Hace pocos meses Corina sentía que su vida era perfecta. Tenía un padre ejemplar, Edmundo, quien la educó solo desde que ella tenía 8 años, ya que su madre había perdido la batalla ante el cáncer de senos. Aunque eran una pequeña familia, eran felices, tenía un padre amoroso, entregado a su hija, comprensivo y a quien ella le contaba casi todo, era su mejor amigo. También tenía un esposo que para ella era perfecto, consideraba que era un hombre caballeroso, atractivo, comprensivo y fiel, la ayudaba en lo que podía, ya tenían siete años casados. Poseía un trabajo que disfrutaba y que era bien remunerado. Habían adquirido una hermosa casa con un gran jardín, como siempre había soñado, pues, los jardines le recordaban a Amelia, su madre, ahora deseaba con ansias que un pequeño retoño al fin llegara a la familia. ¡Qué más podía pedirle a la vida!

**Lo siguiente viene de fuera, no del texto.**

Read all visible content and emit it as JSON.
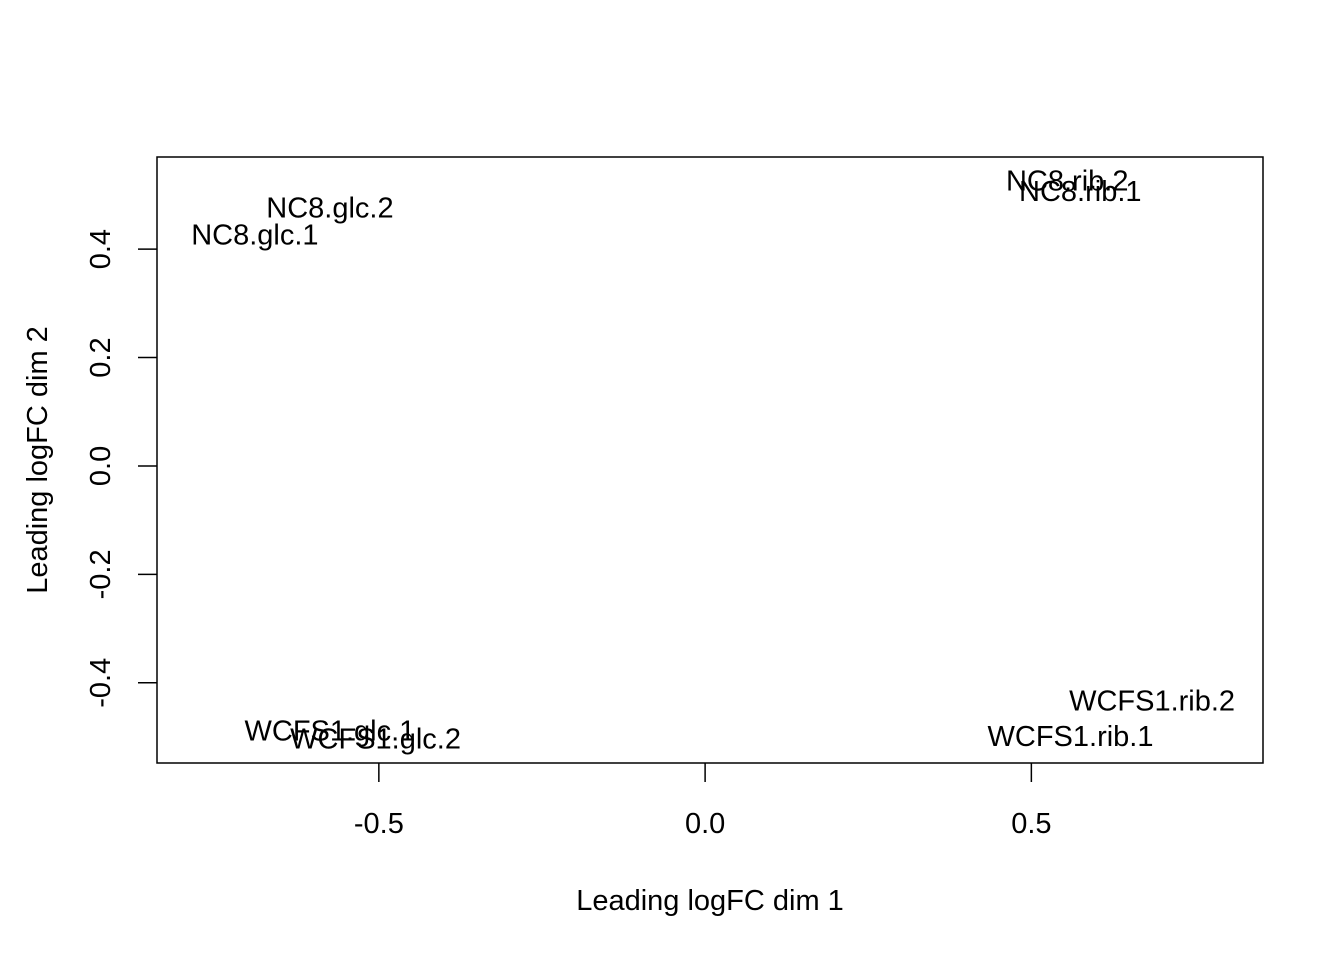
{
  "chart_data": {
    "type": "scatter",
    "title": "",
    "xlabel": "Leading logFC dim 1",
    "ylabel": "Leading logFC dim 2",
    "xlim": [
      -0.84,
      0.855
    ],
    "ylim": [
      -0.548,
      0.57
    ],
    "grid": false,
    "legend": "none",
    "x_ticks": [
      {
        "value": -0.5,
        "label": "-0.5"
      },
      {
        "value": 0.0,
        "label": "0.0"
      },
      {
        "value": 0.5,
        "label": "0.5"
      }
    ],
    "y_ticks": [
      {
        "value": -0.4,
        "label": "-0.4"
      },
      {
        "value": -0.2,
        "label": "-0.2"
      },
      {
        "value": 0.0,
        "label": "0.0"
      },
      {
        "value": 0.2,
        "label": "0.2"
      },
      {
        "value": 0.4,
        "label": "0.4"
      }
    ],
    "points": [
      {
        "label": "NC8.glc.2",
        "x": -0.575,
        "y": 0.475
      },
      {
        "label": "NC8.glc.1",
        "x": -0.69,
        "y": 0.425
      },
      {
        "label": "NC8.rib.2",
        "x": 0.555,
        "y": 0.525
      },
      {
        "label": "NC8.rib.1",
        "x": 0.575,
        "y": 0.505
      },
      {
        "label": "WCFS1.rib.2",
        "x": 0.685,
        "y": -0.435
      },
      {
        "label": "WCFS1.rib.1",
        "x": 0.56,
        "y": -0.5
      },
      {
        "label": "WCFS1.glc.1",
        "x": -0.575,
        "y": -0.49
      },
      {
        "label": "WCFS1.glc.2",
        "x": -0.505,
        "y": -0.505
      }
    ]
  }
}
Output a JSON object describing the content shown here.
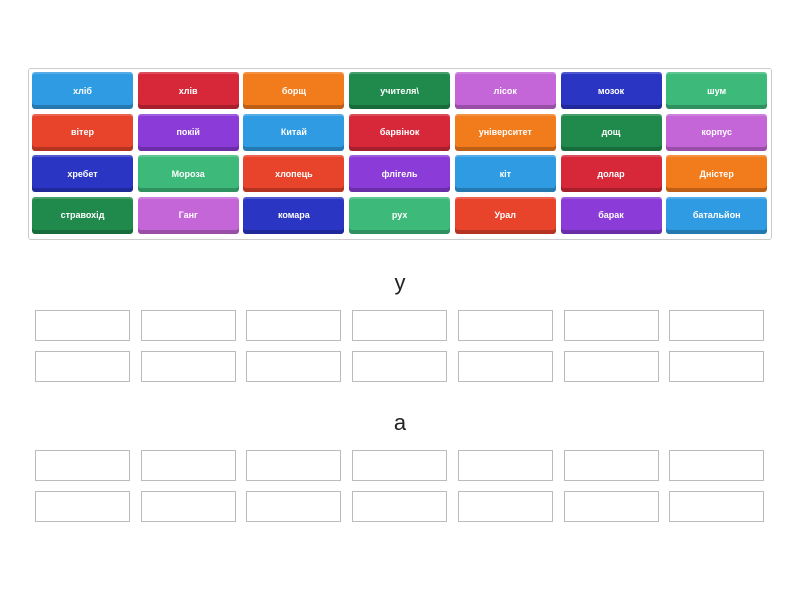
{
  "tiles": [
    {
      "label": "хліб",
      "color": "#2f9be3"
    },
    {
      "label": "хлів",
      "color": "#d62839"
    },
    {
      "label": "борщ",
      "color": "#f27b1c"
    },
    {
      "label": "учителя\\",
      "color": "#1f8a4c"
    },
    {
      "label": "лісок",
      "color": "#c466d8"
    },
    {
      "label": "мозок",
      "color": "#2a35c4"
    },
    {
      "label": "шум",
      "color": "#3dba7a"
    },
    {
      "label": "вітер",
      "color": "#e8432b"
    },
    {
      "label": "покій",
      "color": "#8b3bd8"
    },
    {
      "label": "Китай",
      "color": "#2f9be3"
    },
    {
      "label": "барвінок",
      "color": "#d62839"
    },
    {
      "label": "університет",
      "color": "#f27b1c"
    },
    {
      "label": "дощ",
      "color": "#1f8a4c"
    },
    {
      "label": "корпус",
      "color": "#c466d8"
    },
    {
      "label": "хребет",
      "color": "#2a35c4"
    },
    {
      "label": "Мороза",
      "color": "#3dba7a"
    },
    {
      "label": "хлопець",
      "color": "#e8432b"
    },
    {
      "label": "флігель",
      "color": "#8b3bd8"
    },
    {
      "label": "кіт",
      "color": "#2f9be3"
    },
    {
      "label": "долар",
      "color": "#d62839"
    },
    {
      "label": "Дністер",
      "color": "#f27b1c"
    },
    {
      "label": "стравохід",
      "color": "#1f8a4c"
    },
    {
      "label": "Ганг",
      "color": "#c466d8"
    },
    {
      "label": "комара",
      "color": "#2a35c4"
    },
    {
      "label": "рух",
      "color": "#3dba7a"
    },
    {
      "label": "Урал",
      "color": "#e8432b"
    },
    {
      "label": "барак",
      "color": "#8b3bd8"
    },
    {
      "label": "батальйон",
      "color": "#2f9be3"
    }
  ],
  "groups": [
    {
      "title": "у"
    },
    {
      "title": "а"
    }
  ]
}
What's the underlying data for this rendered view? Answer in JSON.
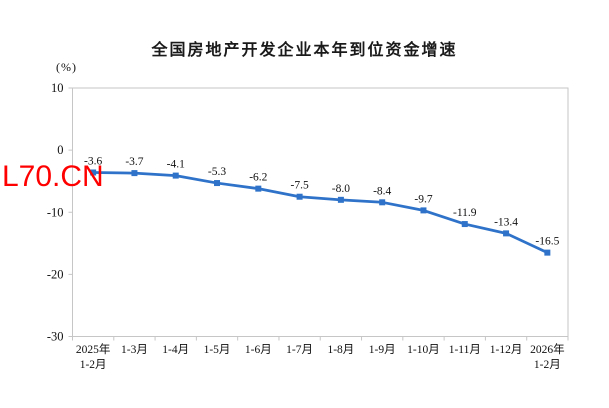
{
  "watermark": {
    "text": "L70.CN",
    "color": "#FF0000"
  },
  "chart_data": {
    "type": "line",
    "title": "全国房地产开发企业本年到位资金增速",
    "unit_label": "(%)",
    "categories": [
      "2025年\n1-2月",
      "1-3月",
      "1-4月",
      "1-5月",
      "1-6月",
      "1-7月",
      "1-8月",
      "1-9月",
      "1-10月",
      "1-11月",
      "1-12月",
      "2026年\n1-2月"
    ],
    "values": [
      -3.6,
      -3.7,
      -4.1,
      -5.3,
      -6.2,
      -7.5,
      -8.0,
      -8.4,
      -9.7,
      -11.9,
      -13.4,
      -16.5
    ],
    "point_labels": [
      "-3.6",
      "-3.7",
      "-4.1",
      "-5.3",
      "-6.2",
      "-7.5",
      "-8.0",
      "-8.4",
      "-9.7",
      "-11.9",
      "-13.4",
      "-16.5"
    ],
    "xlabel": "",
    "ylabel": "(%)",
    "ylim": [
      -30,
      10
    ],
    "yticks": [
      10,
      0,
      -10,
      -20,
      -30
    ],
    "grid": false,
    "legend": "none",
    "marker": "square",
    "line_color": "#2E73C9",
    "axis_color": "#C6C6C6",
    "text_color": "#111111"
  }
}
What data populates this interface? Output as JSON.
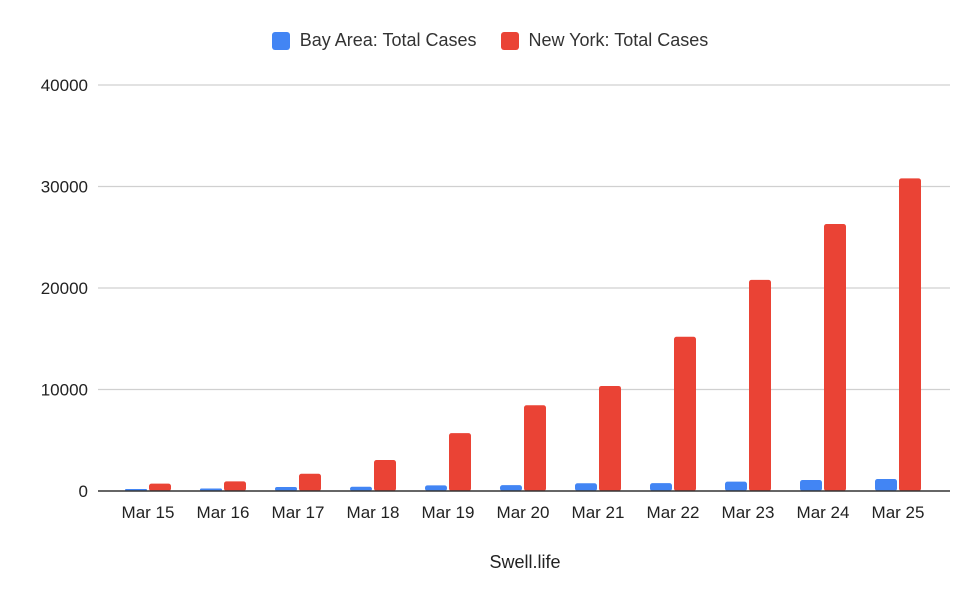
{
  "legend": {
    "items": [
      {
        "label": "Bay Area: Total Cases",
        "color": "#4285F4"
      },
      {
        "label": "New York: Total Cases",
        "color": "#EA4335"
      }
    ]
  },
  "footer": {
    "label": "Swell.life"
  },
  "chart_data": {
    "type": "bar",
    "title": "",
    "xlabel": "Swell.life",
    "ylabel": "",
    "ylim": [
      0,
      40000
    ],
    "yticks": [
      0,
      10000,
      20000,
      30000,
      40000
    ],
    "grid": true,
    "legend_position": "top",
    "categories": [
      "Mar 15",
      "Mar 16",
      "Mar 17",
      "Mar 18",
      "Mar 19",
      "Mar 20",
      "Mar 21",
      "Mar 22",
      "Mar 23",
      "Mar 24",
      "Mar 25"
    ],
    "series": [
      {
        "name": "Bay Area: Total Cases",
        "color": "#4285F4",
        "values": [
          200,
          250,
          400,
          420,
          560,
          580,
          760,
          780,
          920,
          1080,
          1180
        ]
      },
      {
        "name": "New York: Total Cases",
        "color": "#EA4335",
        "values": [
          730,
          950,
          1700,
          3050,
          5700,
          8450,
          10350,
          15200,
          20800,
          26300,
          30800
        ]
      }
    ]
  }
}
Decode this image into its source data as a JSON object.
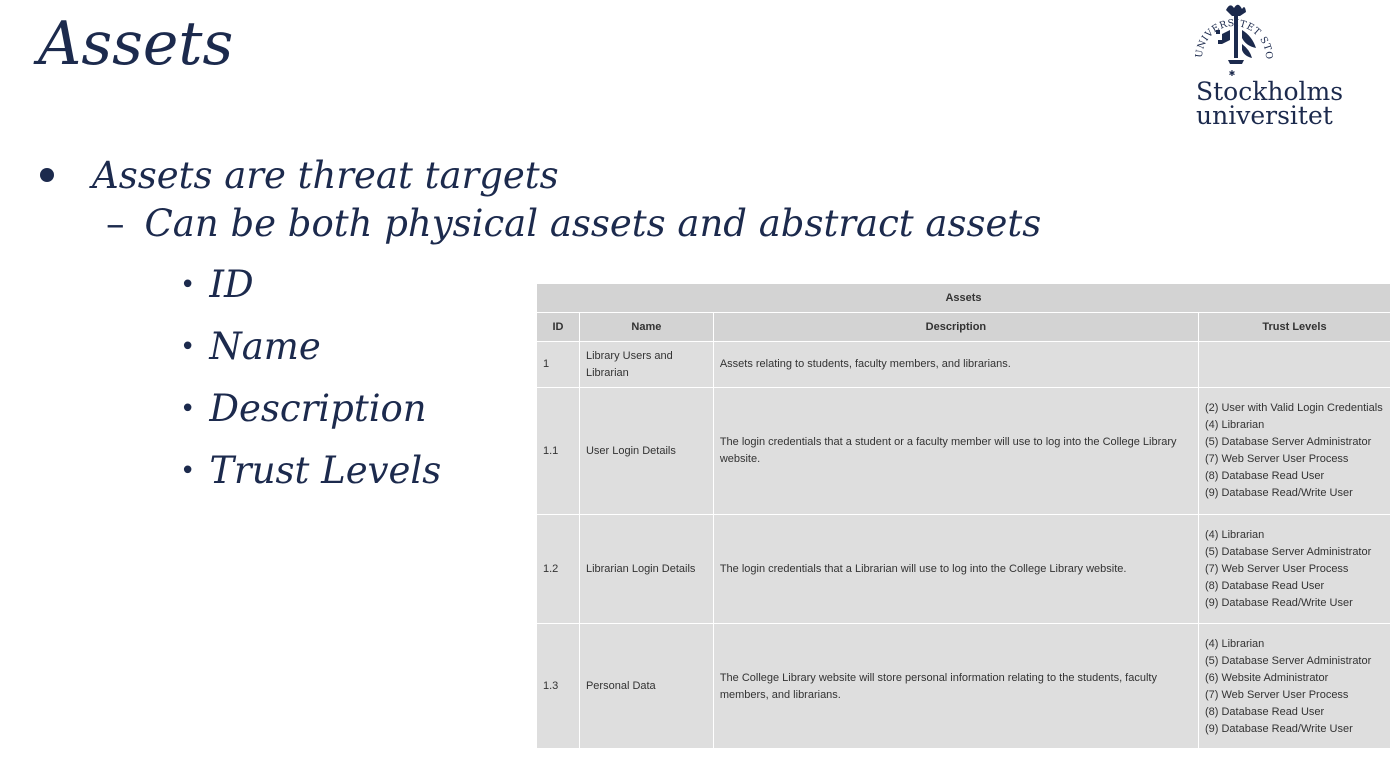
{
  "slide": {
    "title": "Assets",
    "bullet_1": "Assets are threat targets",
    "bullet_2": "Can be both physical assets and abstract assets",
    "sub_bullets": [
      "ID",
      "Name",
      "Description",
      "Trust Levels"
    ]
  },
  "logo": {
    "line_1": "Stockholms",
    "line_2": "universitet",
    "ring_text": "UNIVERSITET STOCKHOLMS"
  },
  "table": {
    "caption": "Assets",
    "headers": [
      "ID",
      "Name",
      "Description",
      "Trust Levels"
    ],
    "rows": [
      {
        "id": "1",
        "name": "Library Users and Librarian",
        "description": "Assets relating to students, faculty members, and librarians.",
        "trust_levels": []
      },
      {
        "id": "1.1",
        "name": "User Login Details",
        "description": "The login credentials that a student or a faculty member will use to log into the College Library website.",
        "trust_levels": [
          "(2) User with Valid Login Credentials",
          "(4) Librarian",
          "(5) Database Server Administrator",
          "(7) Web Server User Process",
          "(8) Database Read User",
          "(9) Database Read/Write User"
        ]
      },
      {
        "id": "1.2",
        "name": "Librarian Login Details",
        "description": "The login credentials that a Librarian will use to log into the College Library website.",
        "trust_levels": [
          "(4) Librarian",
          "(5) Database Server Administrator",
          "(7) Web Server User Process",
          "(8) Database Read User",
          "(9) Database Read/Write User"
        ]
      },
      {
        "id": "1.3",
        "name": "Personal Data",
        "description": "The College Library website will store personal information relating to the students, faculty members, and librarians.",
        "trust_levels": [
          "(4) Librarian",
          "(5) Database Server Administrator",
          "(6) Website Administrator",
          "(7) Web Server User Process",
          "(8) Database Read User",
          "(9) Database Read/Write User"
        ]
      }
    ]
  },
  "colors": {
    "text_navy": "#1c2a4d",
    "table_bg": "#dedede",
    "table_header_bg": "#d3d3d3",
    "table_text": "#333333"
  }
}
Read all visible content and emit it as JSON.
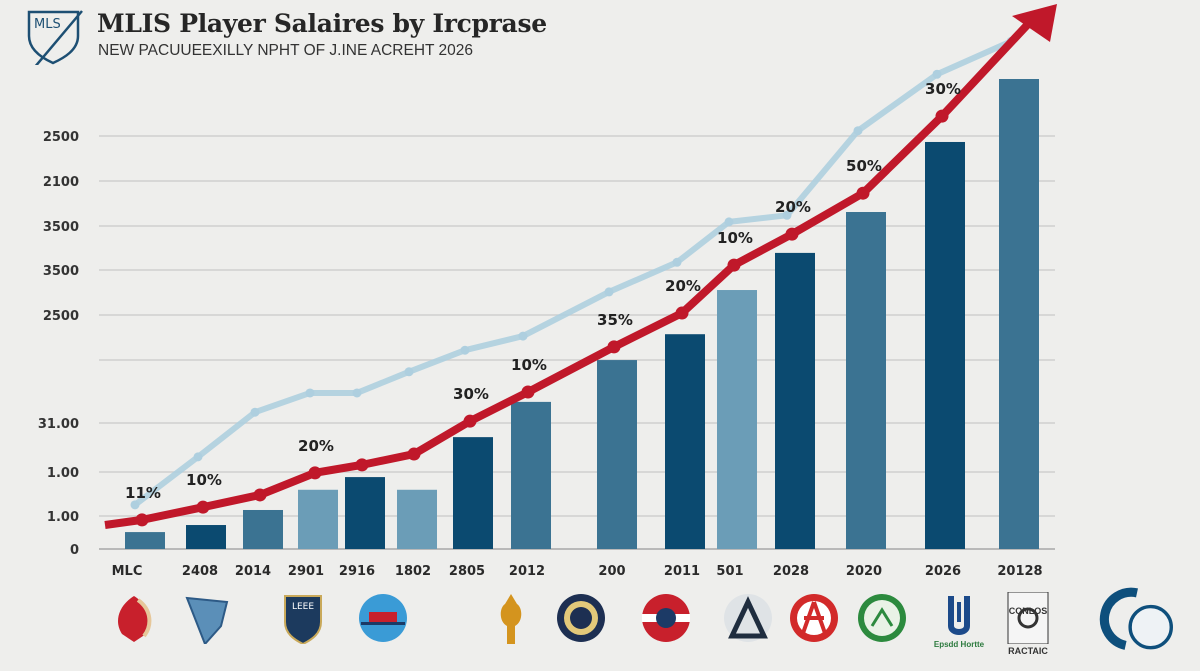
{
  "header": {
    "logo_text": "MLS",
    "title": "MLIS Player  Salaires by Ircprase",
    "subtitle": "NEW PACUUEEXILLY NPHT OF J.INE ACREHT 2026"
  },
  "colors": {
    "bar_dark": "#0b4a70",
    "bar_mid": "#3b7392",
    "bar_light": "#6b9db7",
    "trend_red": "#c0182a",
    "secondary_line": "#aecfdf",
    "grid": "#cfcfcf",
    "background": "#eeeeec"
  },
  "chart_data": {
    "type": "bar",
    "title": "MLIS Player  Salaires by Ircprase",
    "subtitle": "NEW PACUUEEXILLY NPHT OF J.INE ACREHT 2026",
    "xlabel": "",
    "ylabel": "",
    "y_tick_labels": [
      "0",
      "1.00",
      "1.00",
      "31.00",
      "",
      "2500",
      "3500",
      "3500",
      "2100",
      "2500"
    ],
    "grid": true,
    "legend": "none",
    "categories": [
      "MLC",
      "2408",
      "2014",
      "2901",
      "2916",
      "1802",
      "2805",
      "2012",
      "200",
      "2011",
      "501",
      "2028",
      "2020",
      "2026",
      "20128"
    ],
    "ylim": [
      0,
      115
    ],
    "series": [
      {
        "type": "bar",
        "values": [
          3.6,
          5.1,
          8.3,
          12.6,
          15.3,
          12.6,
          23.8,
          31.3,
          40.2,
          45.7,
          55.1,
          63.0,
          71.7,
          86.6,
          100
        ],
        "shades": [
          "mid",
          "dark",
          "mid",
          "light",
          "dark",
          "light",
          "dark",
          "mid",
          "mid",
          "dark",
          "light",
          "dark",
          "mid",
          "dark",
          "mid"
        ]
      },
      {
        "type": "line",
        "color": "#c0182a",
        "arrow": true,
        "values": [
          6.2,
          8.9,
          11.5,
          16.2,
          17.9,
          20.2,
          27.2,
          33.4,
          43.0,
          50.2,
          60.4,
          67.0,
          75.7,
          92.1,
          null
        ],
        "point_labels": [
          "11%",
          "10%",
          "",
          "20%",
          "",
          "",
          "30%",
          "10%",
          "35%",
          "20%",
          "10%",
          "20%",
          "50%",
          "30%",
          ""
        ]
      },
      {
        "type": "line",
        "color": "#aecfdf",
        "values": [
          9.4,
          19.6,
          29.1,
          33.2,
          33.2,
          37.7,
          42.3,
          45.3,
          54.7,
          61.0,
          69.6,
          71.0,
          89.0,
          101,
          108
        ]
      }
    ]
  },
  "team_logos": [
    {
      "name": "red-leaf-crest",
      "color": "#c8202c"
    },
    {
      "name": "blue-shield-crest",
      "color": "#5b8fb8"
    },
    {
      "name": "navy-shield-crest",
      "color": "#1c3a5e",
      "text": "LEEE"
    },
    {
      "name": "blue-disc-crest",
      "color": "#3a9bd6"
    },
    {
      "name": "spartan-helmet-crest",
      "color": "#d4941e"
    },
    {
      "name": "gold-ring-crest",
      "color": "#1d2f52"
    },
    {
      "name": "red-circle-crest",
      "color": "#c8202c"
    },
    {
      "name": "triangle-crest",
      "color": "#1f2d3f"
    },
    {
      "name": "red-roundel-crest",
      "color": "#d22a2a"
    },
    {
      "name": "green-roundel-crest",
      "color": "#2c8a3e"
    },
    {
      "name": "navy-u-crest",
      "color": "#1c4a8a",
      "text": "Epsdd Hortte"
    },
    {
      "name": "box-ball-crest",
      "color": "#333",
      "text": "CONLOS RACTAIC"
    },
    {
      "name": "large-q-ball-crest",
      "color": "#0e4f7c"
    }
  ]
}
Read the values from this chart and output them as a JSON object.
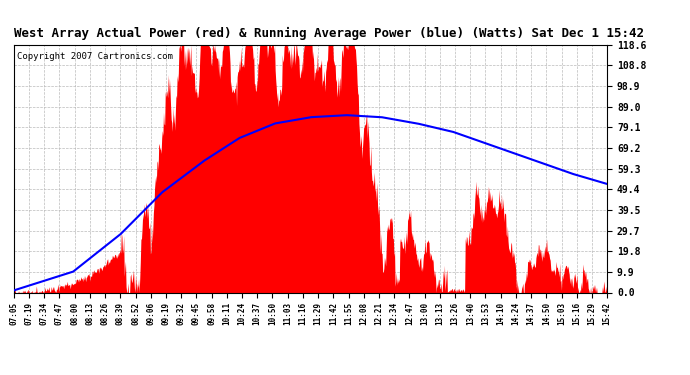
{
  "title": "West Array Actual Power (red) & Running Average Power (blue) (Watts) Sat Dec 1 15:42",
  "copyright": "Copyright 2007 Cartronics.com",
  "yticks": [
    0.0,
    9.9,
    19.8,
    29.7,
    39.5,
    49.4,
    59.3,
    69.2,
    79.1,
    89.0,
    98.9,
    108.8,
    118.6
  ],
  "ylim": [
    0.0,
    118.6
  ],
  "xtick_labels": [
    "07:05",
    "07:19",
    "07:34",
    "07:47",
    "08:00",
    "08:13",
    "08:26",
    "08:39",
    "08:52",
    "09:06",
    "09:19",
    "09:32",
    "09:45",
    "09:58",
    "10:11",
    "10:24",
    "10:37",
    "10:50",
    "11:03",
    "11:16",
    "11:29",
    "11:42",
    "11:55",
    "12:08",
    "12:21",
    "12:34",
    "12:47",
    "13:00",
    "13:13",
    "13:26",
    "13:40",
    "13:53",
    "14:10",
    "14:24",
    "14:37",
    "14:50",
    "15:03",
    "15:16",
    "15:29",
    "15:42"
  ],
  "actual_color": "#FF0000",
  "avg_color": "#0000FF",
  "bg_color": "#FFFFFF",
  "grid_color": "#AAAAAA",
  "title_fontsize": 9,
  "copyright_fontsize": 6.5
}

El 15 de mayo era el séptimo aniversario de Corina y su esposo, llovía fuertemente, como nunca; Rubén le pedía que se quedara acurrucada con él, no iría a trabajar, pero ella no podía, tenía que asistir obligatoriamente a resolver unos pendientes en la oficina. En realidad, había planificado ese día durante meses; Rubén siempre había querido conocer Italia y Corina le daría ese regalo como una sorpresa cuando llegara a casa. Partirían esa misma tarde.

Eran las diez de la mañana y Corina ya había dejado todo en orden en la oficina para las próximas dos semanas, ahora se dirigía a casa de su padre, se despediría de él. Tocó la puerta varias veces y se dio cuenta de que no estaba, por lo que siguió hacia su casa muy emocionada para darle la sorpresa a Rubén, pensó en pasar de nuevo a casa de su padre antes de ir al aeropuerto, no podía irse sin despedirse de él.

Cuando Corina llegó entró cuidadosamente para sorprender a su esposo, supuso que estaba dormido, pues, el clima lluvioso se prestaba para eso; abrió lentamente la puerta de la habitación y nada la había preparado para aquella escena.

Ahí estaban, su padre y Rubén, abrazados, desnudos, juntos, piel con piel y besándose apasionadamente. Corina se llevó una mano para tapar su boca y no dejar escapar algún sonido, sus lágrimas brotaban incontrolablemente; observó por unos largos segundos esa escena tan desgarradora para ella, pensaba que era una pesadilla, tal hecho no podía ser real; por tal motivo, observó y observó, esperando que esa alucinación se disipara; de pronto, Edmundo se percató de que ahí, justo en la puerta, estaba su hija. Inmediatamente empujó a Rubén con toda la fuerza que tenía que lo sacó de la cama, a su vez, se levantó brúscamente con una mano hacia su hija y otra intentando tapar su sexo desnudo:

—¡Hija, espera, ven, déjame explicarte...!

Corina se apartó para evitar que su padre la tocara y con voz ronca y entrecortada, sólo preguntó:

—¿Desde cuándo? —Fueron las palabras que pudieron articular sus labios. Mientras Rubén tomaba una sábana y se la colocaba en la cintura cuando se ponía de pie.

Rubén y Edmundo se miraron, con rostros angustiados y dolidos por lo que le habían hecho a Corina y lo que le dirían, pero en un abrir y cerrar de ojos ella había salido de la habitación, sin decir nada más. No quería saber la respuesta a su pregunta, ya que no había ningún tipo de excusa ni explicación para semejante traición de los hombres que más amaba. Rubén salió corriendo tras ella, no quería perderla; fue en vano, ya ella se había marchado.

El corazón de Corina se destruyó en mil pedazos, aquella mujer radiante y sonriente, segura de sí misma, que vivía en una burbuja de ingenua felicidad acababa de morir.